Failure to Monitor and Maintain Adequate Hydration for a Resident
Penalty
Summary
A deficiency occurred when the facility failed to ensure a resident received adequate fluid intake to maintain acceptable hydration. The resident, who had multiple diagnoses including multiple sclerosis, chronic kidney disease, weakness, and dysphagia, was consistently not meeting the recommended daily fluid intake of greater than 1,400 ml. Despite the facility collecting intake data, staff did not total or assess daily fluid intake, and there was no ongoing assessment for signs and symptoms of dehydration. The resident experienced significant weight loss and was hospitalized twice within a short period for conditions related to dehydration and aspiration pneumonia, both times requiring intravenous fluids. The facility's own policies required assessment and care planning for dehydration risk, including monitoring fluid intake, weighing residents weekly, and updating care plans as needed.
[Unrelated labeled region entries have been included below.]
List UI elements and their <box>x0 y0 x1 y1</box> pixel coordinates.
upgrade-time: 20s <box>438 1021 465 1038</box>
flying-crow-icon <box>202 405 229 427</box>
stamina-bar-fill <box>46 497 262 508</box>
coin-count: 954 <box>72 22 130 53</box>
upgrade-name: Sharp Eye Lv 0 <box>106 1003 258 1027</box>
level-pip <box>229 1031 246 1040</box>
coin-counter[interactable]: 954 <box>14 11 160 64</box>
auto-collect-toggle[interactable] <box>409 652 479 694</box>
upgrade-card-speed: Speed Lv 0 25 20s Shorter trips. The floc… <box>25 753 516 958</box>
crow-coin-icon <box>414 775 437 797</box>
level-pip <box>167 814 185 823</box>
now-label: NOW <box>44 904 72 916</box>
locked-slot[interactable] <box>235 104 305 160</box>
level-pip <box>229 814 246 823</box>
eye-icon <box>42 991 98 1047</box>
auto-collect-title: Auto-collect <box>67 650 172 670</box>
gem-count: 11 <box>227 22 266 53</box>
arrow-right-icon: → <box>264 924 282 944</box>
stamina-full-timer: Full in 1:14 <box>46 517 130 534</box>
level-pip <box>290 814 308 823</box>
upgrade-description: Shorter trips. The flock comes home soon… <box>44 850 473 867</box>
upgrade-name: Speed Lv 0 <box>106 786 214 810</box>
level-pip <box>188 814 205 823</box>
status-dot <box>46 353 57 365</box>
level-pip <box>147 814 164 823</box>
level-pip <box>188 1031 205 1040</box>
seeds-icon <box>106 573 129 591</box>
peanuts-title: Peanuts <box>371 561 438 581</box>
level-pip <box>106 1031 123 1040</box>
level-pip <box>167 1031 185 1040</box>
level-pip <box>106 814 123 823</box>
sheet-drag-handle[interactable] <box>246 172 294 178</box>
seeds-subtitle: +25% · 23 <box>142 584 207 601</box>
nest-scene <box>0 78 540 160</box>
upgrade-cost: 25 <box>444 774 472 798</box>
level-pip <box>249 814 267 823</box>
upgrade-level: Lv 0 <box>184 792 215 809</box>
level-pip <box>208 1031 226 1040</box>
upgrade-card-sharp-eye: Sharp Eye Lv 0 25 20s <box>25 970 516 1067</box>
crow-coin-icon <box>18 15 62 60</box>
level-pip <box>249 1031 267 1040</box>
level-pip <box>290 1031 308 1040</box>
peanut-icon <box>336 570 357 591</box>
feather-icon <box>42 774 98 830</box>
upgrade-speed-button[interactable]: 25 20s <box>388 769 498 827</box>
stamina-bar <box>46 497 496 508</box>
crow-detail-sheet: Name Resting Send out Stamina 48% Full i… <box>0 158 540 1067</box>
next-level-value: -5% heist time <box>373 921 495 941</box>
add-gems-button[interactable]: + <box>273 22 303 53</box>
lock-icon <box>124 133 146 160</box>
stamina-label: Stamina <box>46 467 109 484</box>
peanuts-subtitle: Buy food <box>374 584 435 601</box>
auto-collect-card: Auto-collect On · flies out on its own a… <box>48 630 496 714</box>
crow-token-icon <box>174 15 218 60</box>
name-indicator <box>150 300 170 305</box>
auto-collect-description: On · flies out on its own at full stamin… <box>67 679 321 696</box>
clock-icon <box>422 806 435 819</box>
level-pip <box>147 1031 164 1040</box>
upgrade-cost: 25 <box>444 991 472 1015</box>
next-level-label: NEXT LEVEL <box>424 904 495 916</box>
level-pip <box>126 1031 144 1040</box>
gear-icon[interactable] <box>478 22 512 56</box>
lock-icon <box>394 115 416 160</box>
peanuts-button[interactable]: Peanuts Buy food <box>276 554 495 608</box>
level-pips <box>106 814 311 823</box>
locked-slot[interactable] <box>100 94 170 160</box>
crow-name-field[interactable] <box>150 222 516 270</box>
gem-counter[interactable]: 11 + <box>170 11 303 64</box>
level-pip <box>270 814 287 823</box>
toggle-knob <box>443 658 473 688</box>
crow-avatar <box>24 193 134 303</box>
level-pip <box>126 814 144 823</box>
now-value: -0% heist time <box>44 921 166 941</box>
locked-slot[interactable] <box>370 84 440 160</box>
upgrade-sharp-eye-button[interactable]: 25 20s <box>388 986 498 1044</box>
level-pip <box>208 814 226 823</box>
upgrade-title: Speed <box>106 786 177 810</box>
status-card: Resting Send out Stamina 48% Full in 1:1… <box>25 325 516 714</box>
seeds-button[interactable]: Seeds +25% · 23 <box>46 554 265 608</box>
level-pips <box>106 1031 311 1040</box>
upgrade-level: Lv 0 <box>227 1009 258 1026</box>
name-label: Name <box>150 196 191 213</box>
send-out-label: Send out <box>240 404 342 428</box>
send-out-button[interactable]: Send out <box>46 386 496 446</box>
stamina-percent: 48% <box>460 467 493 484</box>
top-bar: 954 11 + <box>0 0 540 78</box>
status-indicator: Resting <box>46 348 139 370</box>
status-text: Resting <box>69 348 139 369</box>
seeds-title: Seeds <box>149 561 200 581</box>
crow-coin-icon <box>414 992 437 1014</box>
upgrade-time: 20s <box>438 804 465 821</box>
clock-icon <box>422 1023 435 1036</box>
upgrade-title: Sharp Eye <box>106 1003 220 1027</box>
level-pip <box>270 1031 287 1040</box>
However, the facility failed to weigh the resident upon readmission after hospitalization, did not weigh the resident weekly as ordered, and did not update or revise care plan interventions to address the ongoing risk of dehydration and weight loss. There was also a failure to timely communicate significant weight changes to the provider. Interviews with staff revealed confusion about who was responsible for totaling daily fluid intakes, and it was confirmed that no one was consistently performing this task. Documentation showed that the resident's fluid intake was regularly below the recommended amount, and there was no evidence of dehydration assessments being performed. The resident's care plan included approaches to encourage fluid intake and monitor for signs of fluid imbalance, but these interventions were not effectively implemented or updated in response to the resident's declining condition. The lack of daily monitoring and assessment contributed to the resident's repeated hospitalizations and significant weight loss.